Banded! – stay tuned to hear back about this one

So many booms! Where are the busts, you ask? Well, there were more than a few birds reported in my 5MR that I didn’t see in time: Baird’s Sandpiper, Semipalmated Sandpiper, Short-billed Dowitcher, Yellow-breasted Chat, Hermit Warbler, Red-necked Phalarope, Common Nighthawk. To name a few. There’s always next year? But, honestly I can’t complain because I’ve found many other great birds, including a Parasitic Jaeger at Broughton Beach.

Boom

No wait, not just one jaeger. THERE. WERE. TWO!

Boom Boom! Who needs a boat?

This was on the same day I saw a Merlin, a Wilson’s Snipe, and I got the best looks of a Common Tern.

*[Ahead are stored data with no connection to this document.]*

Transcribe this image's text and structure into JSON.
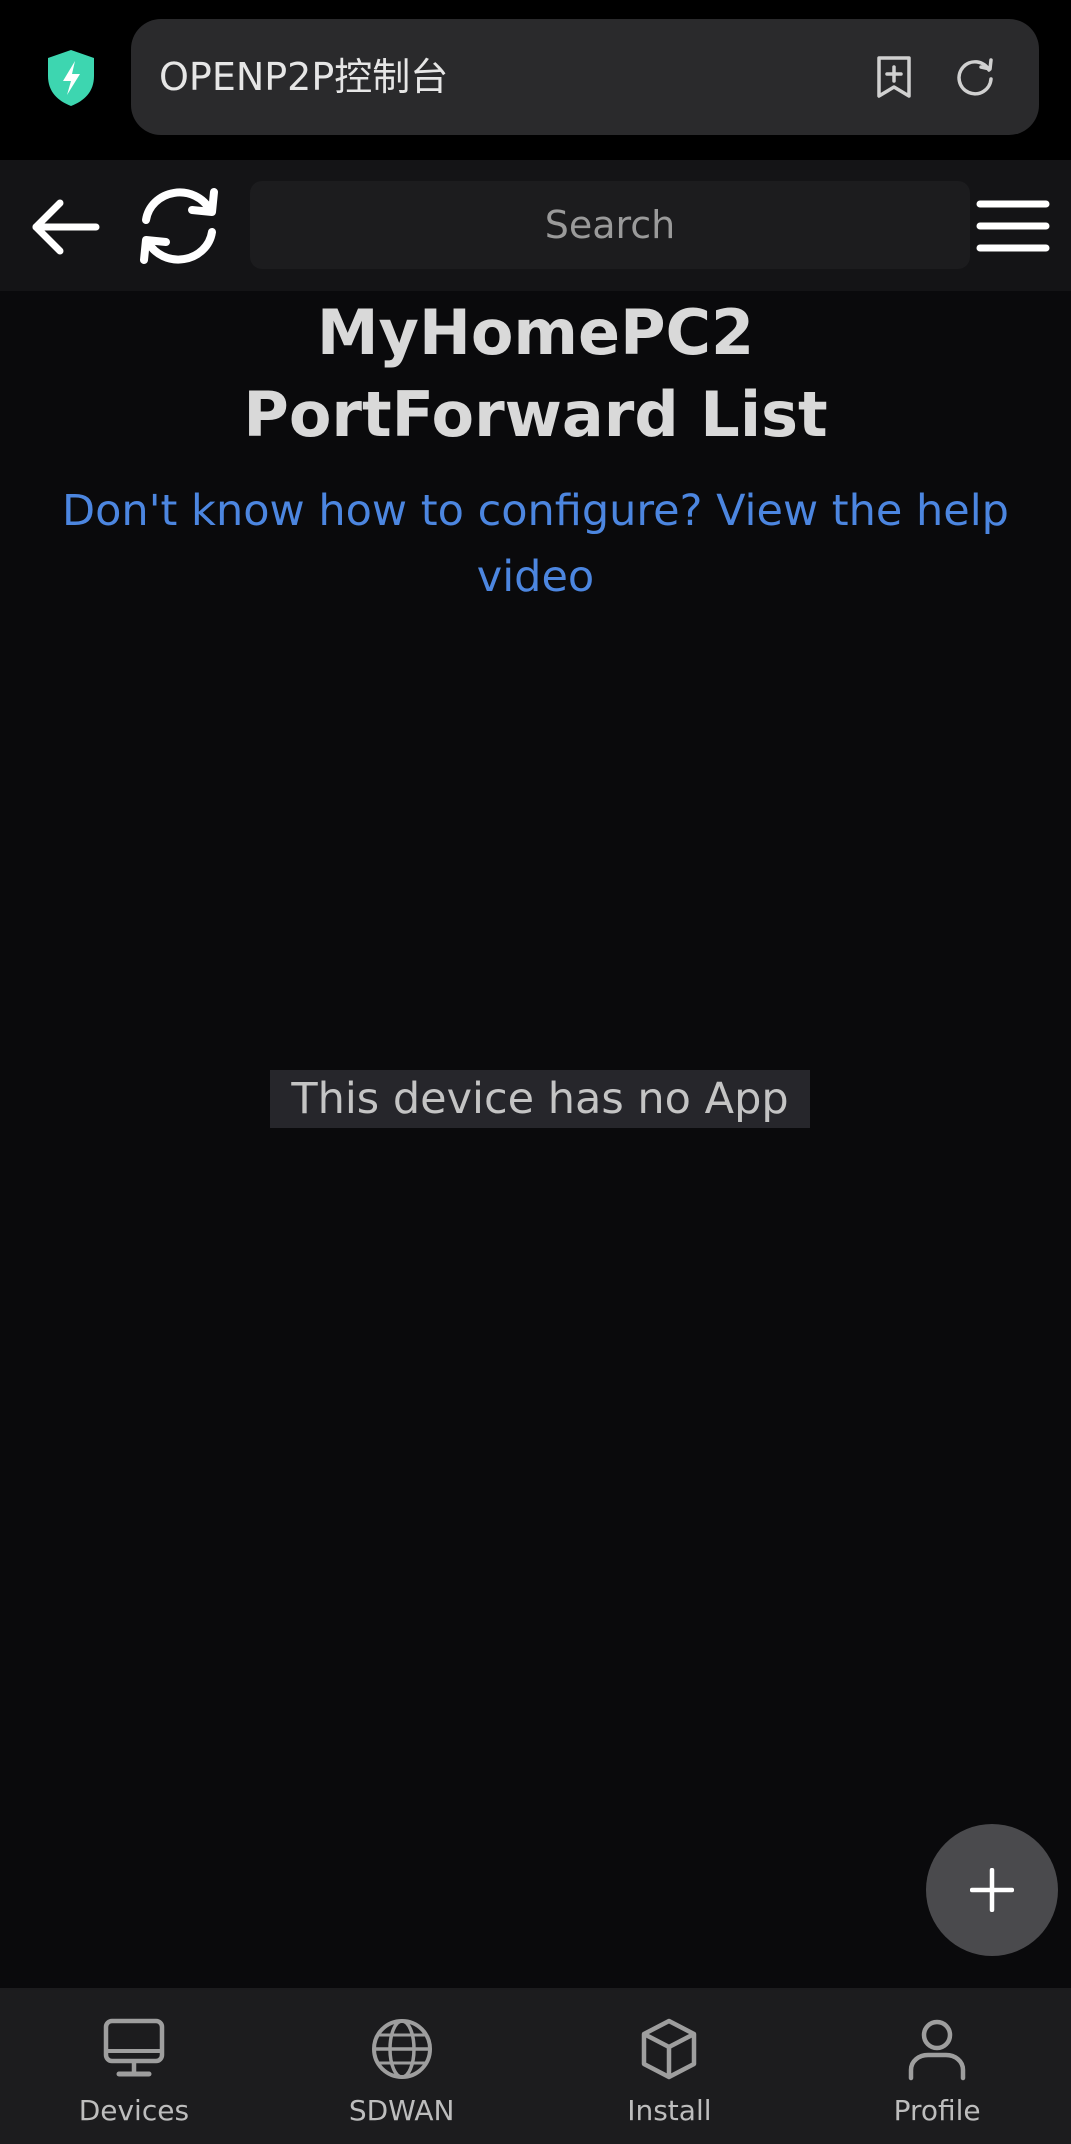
{
  "browser": {
    "url_title": "OPENP2P控制台",
    "accent": "#3dd6b0"
  },
  "header": {
    "search_placeholder": "Search"
  },
  "main": {
    "title_line1": "MyHomePC2",
    "title_line2": "PortForward List",
    "help_link": "Don't know how to configure? View the help video",
    "empty_message": "This device has no App",
    "link_color": "#4c86e0"
  },
  "fab": {
    "icon": "plus-icon"
  },
  "bottom_nav": {
    "items": [
      {
        "label": "Devices",
        "icon": "monitor-icon"
      },
      {
        "label": "SDWAN",
        "icon": "globe-icon"
      },
      {
        "label": "Install",
        "icon": "box-icon"
      },
      {
        "label": "Profile",
        "icon": "user-icon"
      }
    ]
  }
}
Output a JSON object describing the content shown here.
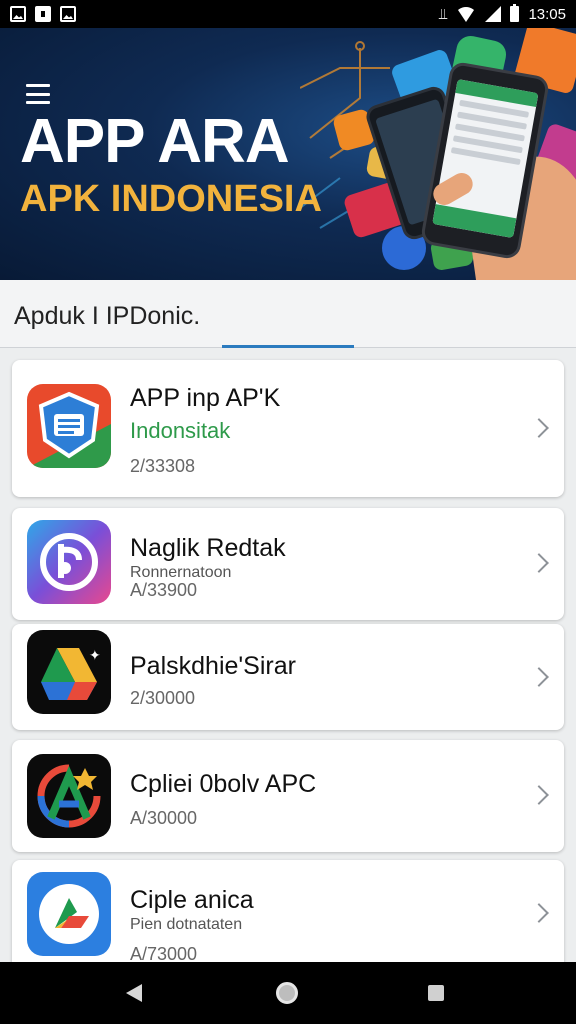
{
  "status_bar": {
    "time": "13:05",
    "icons": [
      "gallery-icon",
      "notification-icon",
      "image-icon",
      "vibrate-icon",
      "wifi-icon",
      "signal-icon",
      "battery-icon"
    ]
  },
  "banner": {
    "title": "APP ARA",
    "subtitle": "APK INDONESIA",
    "colors": {
      "background": "#0f2a52",
      "title": "#ffffff",
      "subtitle": "#f2b33d"
    }
  },
  "tabs": {
    "label": "Apduk I IPDonic."
  },
  "apps": [
    {
      "name": "APP inp AP'K",
      "category": "Indonsitak",
      "count": "2/33308",
      "icon": "shield-document-icon"
    },
    {
      "name": "Naglik Redtak",
      "note": "Ronnernatoon",
      "count": "A/33900",
      "icon": "p-letter-icon"
    },
    {
      "name": "Palskdhie'Sirar",
      "count": "2/30000",
      "icon": "drive-triangle-icon"
    },
    {
      "name": "Cpliei 0bolv APC",
      "count": "A/30000",
      "icon": "a-logo-icon"
    },
    {
      "name": "Ciple anica",
      "note": "Pien dotnataten",
      "count": "A/73000",
      "icon": "pinwheel-icon"
    }
  ],
  "nav_bar": {
    "buttons": [
      "back-icon",
      "home-icon",
      "recents-icon"
    ]
  }
}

For the most part, we birders are at the mercy of luck, timing, and making choices. Hopefully good ones because we can’t be everywhere at once. It feels nice to be in the right place at the right time and be rewarded with jaegers, terns, and plovers (oh, my!). Last I looked I was at 189 species in my 5MR, it’ll be pretty tough to make it to my imaginary goal of 200 by the end of the year, but either way I’m pretty happy with the birds I’ve seen so far.

Still missing: Red-shouldered Hawk, Northern Pygmy-Owl, American Dipper, Sandhill Crane, White-winged Scoter, Eared Grebe, Red-breasted Merganser, some wintering rarities (?)